After the movie at Newport on the Levee last night, my friend and I went to Brio’s for dinner. It was one of the early restaurants opened there, all of which are packed on Saturday evening. So we bought tickets for the early movie, and made reservations for dinner.

I had been there when it first opened, and all I really remembered was that it was way too noisy - and that the food seemed interesting. I guess I’ve gotten used to deliberately noisy restaurants (so we’ll know we’re some place that’s really happening!), because the noise wasn’t as offensive. Still absurd, but not quite as bad.
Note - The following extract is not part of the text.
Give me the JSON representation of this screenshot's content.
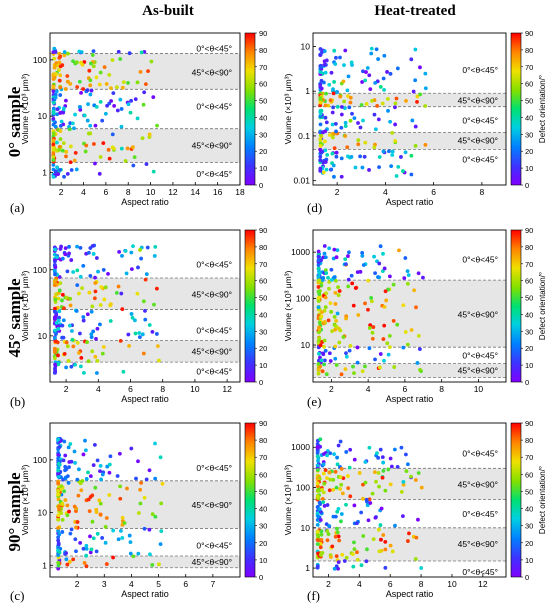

Now, the food just seems like high end mass produced American food, pretending to be from Tuscany. So it’s Applebee’s on a more expensive scale. Very fast service, food right out on the table, gluey tomato bisque. The field greens salad was very good - would have liked a goat cheese choice. The mashed potatoes - one of the test dishes I get to see what’s up in a restaurant - were very good - and enough for a family of 3 or 4. Which is one way to know this is a mass produced American place. The mushroom ravioli with winter squash was interesting - but not enough so to entice me back. All told, $30, without wine.

I had the rest of the garlicky mashed potatoes for breakfast, plenty left over even after my friend shared them with me. I heated up the rest of the soup, too - but it was much less appetizing.

To me - Brio’s is boredom central. Good food made with love is what I’m after. Didn’t find it here.